The bill promotes expanding and coordinating maternal and infant health programs to improve outcomes and reduce long-term costs, but doing so will likely require additional public funding and must be implemented carefully to avoid stigmatizing named communities.
Pregnant people and infants in high-risk communities (including racial and ethnic minority populations) would gain improved maternal and infant health outcomes because HHS would be encouraged to partner with states and educational institutions to expand targeted initiatives and supports.
Communities served by programs like Healthy Start and PRAMS would receive better-coordinated, better-targeted services (outreach, home visitation, care coordination), likely improving access to prenatal and postnatal supports.
Taxpayers and low-income families could see reduced long-term public spending on medical care and special education because expanding community-based maternal and infant services can lower rates of low birth weight and related downstream costs.

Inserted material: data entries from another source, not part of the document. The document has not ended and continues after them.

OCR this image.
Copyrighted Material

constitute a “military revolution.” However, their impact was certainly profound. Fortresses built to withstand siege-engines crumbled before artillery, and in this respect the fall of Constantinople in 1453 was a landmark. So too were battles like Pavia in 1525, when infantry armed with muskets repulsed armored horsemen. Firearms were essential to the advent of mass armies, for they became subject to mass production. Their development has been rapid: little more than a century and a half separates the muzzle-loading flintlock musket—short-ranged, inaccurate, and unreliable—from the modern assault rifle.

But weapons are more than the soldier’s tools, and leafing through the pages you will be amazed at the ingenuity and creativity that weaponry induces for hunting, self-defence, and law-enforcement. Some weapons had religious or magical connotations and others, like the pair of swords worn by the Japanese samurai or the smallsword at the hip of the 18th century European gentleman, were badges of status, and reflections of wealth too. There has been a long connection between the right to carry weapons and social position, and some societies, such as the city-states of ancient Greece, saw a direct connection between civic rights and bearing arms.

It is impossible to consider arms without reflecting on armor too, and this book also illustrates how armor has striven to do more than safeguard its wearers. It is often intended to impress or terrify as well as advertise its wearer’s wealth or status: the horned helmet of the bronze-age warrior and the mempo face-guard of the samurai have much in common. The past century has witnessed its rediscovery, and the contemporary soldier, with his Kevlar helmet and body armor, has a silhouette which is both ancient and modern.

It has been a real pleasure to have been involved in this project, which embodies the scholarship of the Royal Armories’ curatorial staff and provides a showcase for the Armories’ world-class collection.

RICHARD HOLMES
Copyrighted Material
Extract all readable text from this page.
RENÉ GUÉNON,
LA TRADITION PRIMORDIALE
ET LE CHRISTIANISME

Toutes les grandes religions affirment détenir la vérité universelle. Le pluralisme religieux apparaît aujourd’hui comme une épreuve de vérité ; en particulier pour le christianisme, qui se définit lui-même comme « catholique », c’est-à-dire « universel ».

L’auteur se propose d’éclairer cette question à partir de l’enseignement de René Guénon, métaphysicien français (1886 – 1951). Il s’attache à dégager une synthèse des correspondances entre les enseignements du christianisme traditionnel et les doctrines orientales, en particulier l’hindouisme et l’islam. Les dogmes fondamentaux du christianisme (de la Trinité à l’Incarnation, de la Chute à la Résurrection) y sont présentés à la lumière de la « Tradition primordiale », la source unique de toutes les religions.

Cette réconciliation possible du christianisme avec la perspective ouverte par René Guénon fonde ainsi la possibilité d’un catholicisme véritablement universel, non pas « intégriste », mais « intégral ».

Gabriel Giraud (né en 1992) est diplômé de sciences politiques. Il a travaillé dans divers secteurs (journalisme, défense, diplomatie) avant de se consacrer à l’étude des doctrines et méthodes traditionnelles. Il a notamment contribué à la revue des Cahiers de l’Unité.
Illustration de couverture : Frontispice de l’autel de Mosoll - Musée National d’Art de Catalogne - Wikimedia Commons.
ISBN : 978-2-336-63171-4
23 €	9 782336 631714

Taxpayers and state governments may face increased short- to medium-term costs because the bill encourages expansion of programs that would likely require additional federal or state resources to implement.
Named racial and ethnic groups identified as having higher infant mortality could be stigmatized if interventions are not implemented with culturally appropriate, community-led approaches.
Based on analysis of 2 sections of legislative text.
Records findings on high U.S. infant mortality, highlights at‑risk populations and effective community interventions, cites federal programs, and encourages HHS partnerships and awareness efforts.
Introduced September 30, 2025 by Cindy Hyde-Smith · Last progress September 30, 2025
States findings that U.S. infant mortality—defined as death before a baby’s first birthday—is higher than many peer countries and identifies populations and factors linked to that higher rate. Notes leading causes (premature birth, low birth weight), highlights community-based interventions that can reduce infant deaths, cites existing federal efforts, encourages the HHS Secretary to partner with states and educational institutions on maternal and infant health work, and recognizes a public awareness month in September.